Die Werwolfbraut (German Edition)
Besen, dachte Francesca. Der abgenagte Menschenknochen im Verlies in den Schlossgewölben fiel ihr ein. Zum ersten Mal, seit sie ihn gesehen hatte und in Ohnmacht gefallen war, verspürte sie wieder schreckliche Angst.
Beim Abendessen, das sie allein einnahm, brachte Francesca kaum einen Bissen hinunter, obwohl es lecker zubereitet war. Braten in Weinsauce, dazu Gemüse und Beilagen, frisches Obst. Die junge Frau hob das Rotweinglas. Sie war so fahrig, dass sie es umwarf. Wir Blut sah der Wein aus, als er das weiße Tischtuch färbte. Das Dienstmädchen eilte herbei und beseitigte die kleine Panne.
Sie wollte den Tisch neu decken. Francesca wehrte ab.
»Danke, ich kann nichts mehr essen. Ich muss an die frische Luft.«
»Aber Signora, Sie haben doch kaum einen Bissen...«
»Ich habe keinen Appetit.«
Francesca schloss die Tür fester, als sie gewollt hatte. Sie lief durch die langen, düsteren Schlosskorridore und verließ das Schloss durch den Hintereingang. Drinnen war die Luft für sie wie zum Ersticken. Im Garten atmete Francesca erst einmal tief durch. Bleich goss der Vollmond sein Licht über das Kastell. Der verwahrlose Garten wirkte wie verzaubert.
Die Büsche wucherten ungestutzt, das Unkraut war hochgeschossen. Die Nutzpflanzen waren verwachsen, weil sie nicht mehr gepflegt wurden. Auf den Bäumen wuchsen Misteln und andere Schmarotzerpflanzen. Die Pfade im Garten waren kaum noch zu finden. Tiefdunkel waren die Schatten.
Francesca, im schulterfreien Kleid, das Ricardo ihr in Rom gekauft hatte, schlug die Arme vor der Brust zusammen und ging fröstelnd durch den unkrautüberwucherten Garten.

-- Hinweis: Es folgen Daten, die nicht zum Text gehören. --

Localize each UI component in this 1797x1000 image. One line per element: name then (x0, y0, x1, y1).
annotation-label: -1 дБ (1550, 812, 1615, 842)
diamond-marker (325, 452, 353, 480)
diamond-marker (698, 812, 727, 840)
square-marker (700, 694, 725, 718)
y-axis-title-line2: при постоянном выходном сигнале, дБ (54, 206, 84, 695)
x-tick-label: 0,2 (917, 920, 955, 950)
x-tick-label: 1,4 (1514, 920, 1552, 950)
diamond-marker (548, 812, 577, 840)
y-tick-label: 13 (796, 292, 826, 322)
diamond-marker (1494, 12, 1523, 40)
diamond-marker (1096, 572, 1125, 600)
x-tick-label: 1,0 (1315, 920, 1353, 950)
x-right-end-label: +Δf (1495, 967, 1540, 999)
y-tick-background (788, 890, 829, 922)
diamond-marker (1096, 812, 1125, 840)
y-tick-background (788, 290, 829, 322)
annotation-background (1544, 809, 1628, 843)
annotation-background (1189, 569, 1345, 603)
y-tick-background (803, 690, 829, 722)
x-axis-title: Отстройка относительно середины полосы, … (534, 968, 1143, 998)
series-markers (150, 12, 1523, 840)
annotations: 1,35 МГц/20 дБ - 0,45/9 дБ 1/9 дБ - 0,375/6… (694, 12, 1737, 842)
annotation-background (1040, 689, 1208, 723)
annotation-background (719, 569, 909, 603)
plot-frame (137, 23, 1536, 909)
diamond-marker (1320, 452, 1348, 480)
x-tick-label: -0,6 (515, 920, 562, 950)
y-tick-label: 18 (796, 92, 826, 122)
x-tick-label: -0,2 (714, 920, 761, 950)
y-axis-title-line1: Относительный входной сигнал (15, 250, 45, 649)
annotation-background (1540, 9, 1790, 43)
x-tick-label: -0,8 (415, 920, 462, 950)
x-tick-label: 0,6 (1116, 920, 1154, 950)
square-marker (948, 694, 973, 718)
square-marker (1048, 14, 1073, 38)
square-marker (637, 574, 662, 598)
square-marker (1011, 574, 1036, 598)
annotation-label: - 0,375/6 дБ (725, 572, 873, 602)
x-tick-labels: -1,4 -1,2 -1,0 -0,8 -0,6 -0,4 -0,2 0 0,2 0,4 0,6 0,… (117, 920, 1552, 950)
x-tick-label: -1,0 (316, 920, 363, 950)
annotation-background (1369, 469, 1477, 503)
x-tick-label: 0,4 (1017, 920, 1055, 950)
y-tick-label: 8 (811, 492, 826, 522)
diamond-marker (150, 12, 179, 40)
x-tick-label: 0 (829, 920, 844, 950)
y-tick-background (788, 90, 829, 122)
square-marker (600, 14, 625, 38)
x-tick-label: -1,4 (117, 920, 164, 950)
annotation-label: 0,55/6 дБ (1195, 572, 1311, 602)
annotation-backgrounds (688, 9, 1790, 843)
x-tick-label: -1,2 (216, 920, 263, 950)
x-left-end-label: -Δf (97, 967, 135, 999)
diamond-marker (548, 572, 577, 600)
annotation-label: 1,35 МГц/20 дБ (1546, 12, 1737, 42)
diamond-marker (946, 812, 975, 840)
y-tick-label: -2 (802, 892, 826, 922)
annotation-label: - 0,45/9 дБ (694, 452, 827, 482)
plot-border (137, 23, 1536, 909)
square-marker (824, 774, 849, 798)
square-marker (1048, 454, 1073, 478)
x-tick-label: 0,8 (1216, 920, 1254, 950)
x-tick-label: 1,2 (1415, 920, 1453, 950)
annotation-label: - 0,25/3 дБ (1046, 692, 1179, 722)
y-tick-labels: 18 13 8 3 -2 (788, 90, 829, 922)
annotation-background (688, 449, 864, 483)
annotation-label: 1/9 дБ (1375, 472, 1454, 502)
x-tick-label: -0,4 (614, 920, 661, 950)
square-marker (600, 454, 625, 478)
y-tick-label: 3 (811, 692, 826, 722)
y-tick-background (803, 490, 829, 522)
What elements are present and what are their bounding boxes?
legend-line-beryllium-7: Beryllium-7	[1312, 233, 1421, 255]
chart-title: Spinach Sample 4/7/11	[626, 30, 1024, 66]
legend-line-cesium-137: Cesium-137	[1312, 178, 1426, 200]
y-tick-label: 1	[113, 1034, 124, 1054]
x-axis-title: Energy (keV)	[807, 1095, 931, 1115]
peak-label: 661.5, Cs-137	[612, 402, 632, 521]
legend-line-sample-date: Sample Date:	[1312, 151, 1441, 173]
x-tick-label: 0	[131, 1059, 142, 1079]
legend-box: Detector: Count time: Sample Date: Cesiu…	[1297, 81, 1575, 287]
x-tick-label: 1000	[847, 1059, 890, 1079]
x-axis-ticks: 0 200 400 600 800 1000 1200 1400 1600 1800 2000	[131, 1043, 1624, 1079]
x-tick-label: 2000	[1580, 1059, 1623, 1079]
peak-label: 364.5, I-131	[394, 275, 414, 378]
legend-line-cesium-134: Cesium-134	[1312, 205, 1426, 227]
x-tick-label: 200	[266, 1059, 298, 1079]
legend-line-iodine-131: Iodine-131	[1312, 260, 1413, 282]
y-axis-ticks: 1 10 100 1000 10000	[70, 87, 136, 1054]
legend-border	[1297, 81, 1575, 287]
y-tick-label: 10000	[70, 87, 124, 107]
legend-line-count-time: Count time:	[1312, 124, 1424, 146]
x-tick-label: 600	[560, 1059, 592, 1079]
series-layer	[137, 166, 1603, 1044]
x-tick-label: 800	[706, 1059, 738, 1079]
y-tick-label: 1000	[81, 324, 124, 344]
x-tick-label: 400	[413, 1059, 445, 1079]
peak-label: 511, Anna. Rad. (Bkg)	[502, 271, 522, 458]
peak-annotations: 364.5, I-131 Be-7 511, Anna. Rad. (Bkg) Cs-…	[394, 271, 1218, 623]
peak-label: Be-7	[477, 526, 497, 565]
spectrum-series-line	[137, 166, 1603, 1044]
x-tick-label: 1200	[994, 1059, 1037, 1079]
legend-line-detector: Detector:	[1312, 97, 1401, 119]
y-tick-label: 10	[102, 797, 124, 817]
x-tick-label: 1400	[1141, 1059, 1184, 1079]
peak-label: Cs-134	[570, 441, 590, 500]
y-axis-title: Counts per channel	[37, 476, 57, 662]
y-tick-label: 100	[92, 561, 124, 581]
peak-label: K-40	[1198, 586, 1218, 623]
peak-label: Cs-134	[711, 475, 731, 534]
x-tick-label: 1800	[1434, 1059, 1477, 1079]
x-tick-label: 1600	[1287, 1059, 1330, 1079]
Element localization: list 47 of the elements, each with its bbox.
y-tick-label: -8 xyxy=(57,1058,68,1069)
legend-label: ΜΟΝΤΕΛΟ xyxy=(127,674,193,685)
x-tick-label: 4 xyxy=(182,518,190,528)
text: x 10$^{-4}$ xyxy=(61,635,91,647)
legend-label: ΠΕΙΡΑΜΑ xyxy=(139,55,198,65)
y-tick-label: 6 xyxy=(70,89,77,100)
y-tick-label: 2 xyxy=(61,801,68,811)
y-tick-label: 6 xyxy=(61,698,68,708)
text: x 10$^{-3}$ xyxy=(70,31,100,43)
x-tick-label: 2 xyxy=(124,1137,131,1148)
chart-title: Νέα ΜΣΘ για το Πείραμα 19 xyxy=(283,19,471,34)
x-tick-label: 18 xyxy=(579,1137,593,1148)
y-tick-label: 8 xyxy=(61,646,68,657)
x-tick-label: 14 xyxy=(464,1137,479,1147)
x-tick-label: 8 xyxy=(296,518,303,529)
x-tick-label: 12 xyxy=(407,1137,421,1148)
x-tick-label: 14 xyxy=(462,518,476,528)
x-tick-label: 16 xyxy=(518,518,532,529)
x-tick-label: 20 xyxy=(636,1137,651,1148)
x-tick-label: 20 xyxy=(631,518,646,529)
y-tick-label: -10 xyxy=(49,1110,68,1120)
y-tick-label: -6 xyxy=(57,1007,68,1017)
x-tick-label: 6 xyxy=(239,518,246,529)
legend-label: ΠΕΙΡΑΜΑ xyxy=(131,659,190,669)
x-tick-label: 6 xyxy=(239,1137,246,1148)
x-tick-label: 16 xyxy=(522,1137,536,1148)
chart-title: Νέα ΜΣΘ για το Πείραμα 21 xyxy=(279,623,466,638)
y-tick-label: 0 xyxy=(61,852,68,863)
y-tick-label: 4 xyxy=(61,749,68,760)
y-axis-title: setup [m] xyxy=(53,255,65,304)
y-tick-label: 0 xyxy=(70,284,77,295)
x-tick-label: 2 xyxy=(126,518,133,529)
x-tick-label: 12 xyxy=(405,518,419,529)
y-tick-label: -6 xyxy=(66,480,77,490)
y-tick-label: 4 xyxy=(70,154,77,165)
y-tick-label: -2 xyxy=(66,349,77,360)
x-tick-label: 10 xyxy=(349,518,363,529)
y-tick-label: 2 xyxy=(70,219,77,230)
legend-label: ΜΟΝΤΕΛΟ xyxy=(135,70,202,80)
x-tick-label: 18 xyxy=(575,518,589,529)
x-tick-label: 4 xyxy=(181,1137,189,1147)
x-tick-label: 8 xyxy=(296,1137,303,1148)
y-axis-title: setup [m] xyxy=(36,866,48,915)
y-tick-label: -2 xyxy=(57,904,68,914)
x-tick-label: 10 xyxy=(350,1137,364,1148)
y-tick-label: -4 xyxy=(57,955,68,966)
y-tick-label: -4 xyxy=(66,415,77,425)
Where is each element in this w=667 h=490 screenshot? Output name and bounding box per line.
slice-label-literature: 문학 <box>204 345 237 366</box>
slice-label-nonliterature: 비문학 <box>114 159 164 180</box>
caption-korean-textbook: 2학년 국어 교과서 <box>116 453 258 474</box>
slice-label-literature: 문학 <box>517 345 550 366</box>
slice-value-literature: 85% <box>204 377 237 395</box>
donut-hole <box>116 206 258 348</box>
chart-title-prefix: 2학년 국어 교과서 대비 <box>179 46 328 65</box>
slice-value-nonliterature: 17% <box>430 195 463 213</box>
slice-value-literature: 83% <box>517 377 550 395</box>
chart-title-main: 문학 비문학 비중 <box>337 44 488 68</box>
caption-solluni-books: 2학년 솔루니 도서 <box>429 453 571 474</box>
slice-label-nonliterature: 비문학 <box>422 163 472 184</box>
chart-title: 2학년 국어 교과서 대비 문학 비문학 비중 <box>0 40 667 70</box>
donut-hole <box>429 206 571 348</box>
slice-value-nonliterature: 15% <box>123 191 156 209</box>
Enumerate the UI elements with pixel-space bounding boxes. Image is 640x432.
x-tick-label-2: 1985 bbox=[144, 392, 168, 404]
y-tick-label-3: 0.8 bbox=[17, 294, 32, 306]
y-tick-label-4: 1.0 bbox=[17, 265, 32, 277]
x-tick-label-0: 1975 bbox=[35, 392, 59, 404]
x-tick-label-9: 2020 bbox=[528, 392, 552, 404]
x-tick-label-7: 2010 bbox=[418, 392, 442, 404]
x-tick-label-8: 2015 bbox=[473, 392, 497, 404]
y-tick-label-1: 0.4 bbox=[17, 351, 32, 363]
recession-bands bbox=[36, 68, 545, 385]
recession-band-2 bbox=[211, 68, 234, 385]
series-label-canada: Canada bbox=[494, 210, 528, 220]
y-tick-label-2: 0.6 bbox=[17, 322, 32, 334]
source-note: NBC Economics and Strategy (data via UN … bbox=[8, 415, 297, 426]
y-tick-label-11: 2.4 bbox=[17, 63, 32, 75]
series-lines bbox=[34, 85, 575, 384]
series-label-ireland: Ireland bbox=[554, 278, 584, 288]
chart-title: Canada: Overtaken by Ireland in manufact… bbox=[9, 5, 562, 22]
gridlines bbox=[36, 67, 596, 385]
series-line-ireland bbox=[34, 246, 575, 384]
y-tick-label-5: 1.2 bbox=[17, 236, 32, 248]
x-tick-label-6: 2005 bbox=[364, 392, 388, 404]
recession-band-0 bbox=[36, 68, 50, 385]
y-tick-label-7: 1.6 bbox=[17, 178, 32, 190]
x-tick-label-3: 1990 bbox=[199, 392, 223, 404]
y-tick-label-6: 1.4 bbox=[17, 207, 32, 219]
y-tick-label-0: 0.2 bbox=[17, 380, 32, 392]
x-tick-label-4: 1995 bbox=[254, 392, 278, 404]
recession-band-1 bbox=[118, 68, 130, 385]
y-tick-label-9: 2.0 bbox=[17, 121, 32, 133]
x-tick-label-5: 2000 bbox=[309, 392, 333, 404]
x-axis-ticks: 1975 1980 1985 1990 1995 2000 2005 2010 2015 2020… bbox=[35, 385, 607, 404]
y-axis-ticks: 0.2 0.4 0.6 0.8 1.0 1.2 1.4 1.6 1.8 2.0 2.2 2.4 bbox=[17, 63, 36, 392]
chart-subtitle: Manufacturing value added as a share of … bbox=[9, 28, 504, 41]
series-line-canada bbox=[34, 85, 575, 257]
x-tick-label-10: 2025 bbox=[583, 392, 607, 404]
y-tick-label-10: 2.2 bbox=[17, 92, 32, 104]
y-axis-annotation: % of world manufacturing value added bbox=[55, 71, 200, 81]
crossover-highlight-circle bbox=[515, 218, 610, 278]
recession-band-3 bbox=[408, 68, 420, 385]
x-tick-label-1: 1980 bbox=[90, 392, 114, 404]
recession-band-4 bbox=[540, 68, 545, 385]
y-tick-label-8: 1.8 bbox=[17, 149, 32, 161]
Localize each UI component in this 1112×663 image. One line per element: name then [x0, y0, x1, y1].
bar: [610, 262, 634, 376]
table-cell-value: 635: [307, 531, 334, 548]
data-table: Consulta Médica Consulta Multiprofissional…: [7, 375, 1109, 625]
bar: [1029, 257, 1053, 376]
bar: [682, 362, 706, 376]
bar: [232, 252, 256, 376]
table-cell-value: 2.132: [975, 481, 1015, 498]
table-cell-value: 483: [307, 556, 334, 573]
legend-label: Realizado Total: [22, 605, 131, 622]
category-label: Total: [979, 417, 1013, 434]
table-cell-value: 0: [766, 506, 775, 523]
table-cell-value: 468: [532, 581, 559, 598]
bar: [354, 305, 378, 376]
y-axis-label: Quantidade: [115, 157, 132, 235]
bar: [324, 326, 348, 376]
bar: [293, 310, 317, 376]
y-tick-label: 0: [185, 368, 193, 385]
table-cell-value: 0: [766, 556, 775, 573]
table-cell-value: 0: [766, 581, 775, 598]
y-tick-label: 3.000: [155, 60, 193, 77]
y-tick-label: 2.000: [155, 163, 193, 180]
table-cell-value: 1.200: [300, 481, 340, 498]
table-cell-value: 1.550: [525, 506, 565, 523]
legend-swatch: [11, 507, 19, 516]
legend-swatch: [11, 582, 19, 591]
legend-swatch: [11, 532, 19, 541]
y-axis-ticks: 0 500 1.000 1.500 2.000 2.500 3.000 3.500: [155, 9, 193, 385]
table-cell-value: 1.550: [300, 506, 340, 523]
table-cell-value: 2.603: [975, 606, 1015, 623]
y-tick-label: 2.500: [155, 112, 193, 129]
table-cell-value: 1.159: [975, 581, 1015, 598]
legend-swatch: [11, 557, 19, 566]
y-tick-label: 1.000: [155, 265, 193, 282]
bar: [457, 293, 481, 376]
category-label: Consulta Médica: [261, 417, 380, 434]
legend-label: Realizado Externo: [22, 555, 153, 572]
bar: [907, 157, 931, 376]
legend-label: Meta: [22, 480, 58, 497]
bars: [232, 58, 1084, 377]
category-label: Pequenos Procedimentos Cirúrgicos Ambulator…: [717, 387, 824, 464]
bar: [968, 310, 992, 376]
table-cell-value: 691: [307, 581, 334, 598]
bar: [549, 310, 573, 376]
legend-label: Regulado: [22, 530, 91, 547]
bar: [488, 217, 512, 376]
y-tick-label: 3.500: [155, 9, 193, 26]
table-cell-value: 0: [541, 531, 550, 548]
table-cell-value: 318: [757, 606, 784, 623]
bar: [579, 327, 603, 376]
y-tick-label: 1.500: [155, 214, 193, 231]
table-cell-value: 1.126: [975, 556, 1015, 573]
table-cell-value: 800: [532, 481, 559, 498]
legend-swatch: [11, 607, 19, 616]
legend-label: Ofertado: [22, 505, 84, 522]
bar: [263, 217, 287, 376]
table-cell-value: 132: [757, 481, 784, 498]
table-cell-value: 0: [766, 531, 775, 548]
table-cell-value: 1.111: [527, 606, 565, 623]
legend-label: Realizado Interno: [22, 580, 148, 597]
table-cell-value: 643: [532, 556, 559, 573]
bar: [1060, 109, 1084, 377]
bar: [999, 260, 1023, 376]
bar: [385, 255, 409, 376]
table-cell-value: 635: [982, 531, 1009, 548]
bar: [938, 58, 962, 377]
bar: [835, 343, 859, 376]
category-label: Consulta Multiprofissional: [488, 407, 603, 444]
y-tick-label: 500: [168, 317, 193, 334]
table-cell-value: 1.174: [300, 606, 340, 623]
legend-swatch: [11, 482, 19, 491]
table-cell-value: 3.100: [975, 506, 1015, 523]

Etwas zog ihren Blick an. Sie schaute an der Schlossmauer hoch auf das Fenster von Ricardos Schlafkammer.
Zum ersten Mal sah sie es ohne die geschlossenen Fensterläden deutlich im bleichen Mondlicht. Das Fenster war mit armdicken Gitterstäben versehen, abgesichert wie das einer Zuchthauszelle für Schwerverbrecher. Francesca erstarrte. Für wen, um alles in der Welt, braucht man so starke Gitterstäbe, dachte sie? Um ein normales menschliches Wesen festzuhalten jedenfalls nicht.
4. Kapitel
Vor dem Schloss, an der Rückseite am Berghang, ertönte ein schauriges Wolfsgeheul. Es verstummte kurz, dann setzte es an einer anderen Stelle wieder ein. Mindestens zwei Wölfe waren es, die da heulten. Plötzlich fühlte Francesca sich innerhalb der Schlossmauern nicht mehr sicher. Sie wollte zurück ins Schloss. Doch da raschelte es bei der Mauer unter den Bäumen. Eine klobige Gestalt schälte sich aus dem Schatten und kam durch das hochgeschossene Unkraut und die Brennnesseln auf die junge Frau zu.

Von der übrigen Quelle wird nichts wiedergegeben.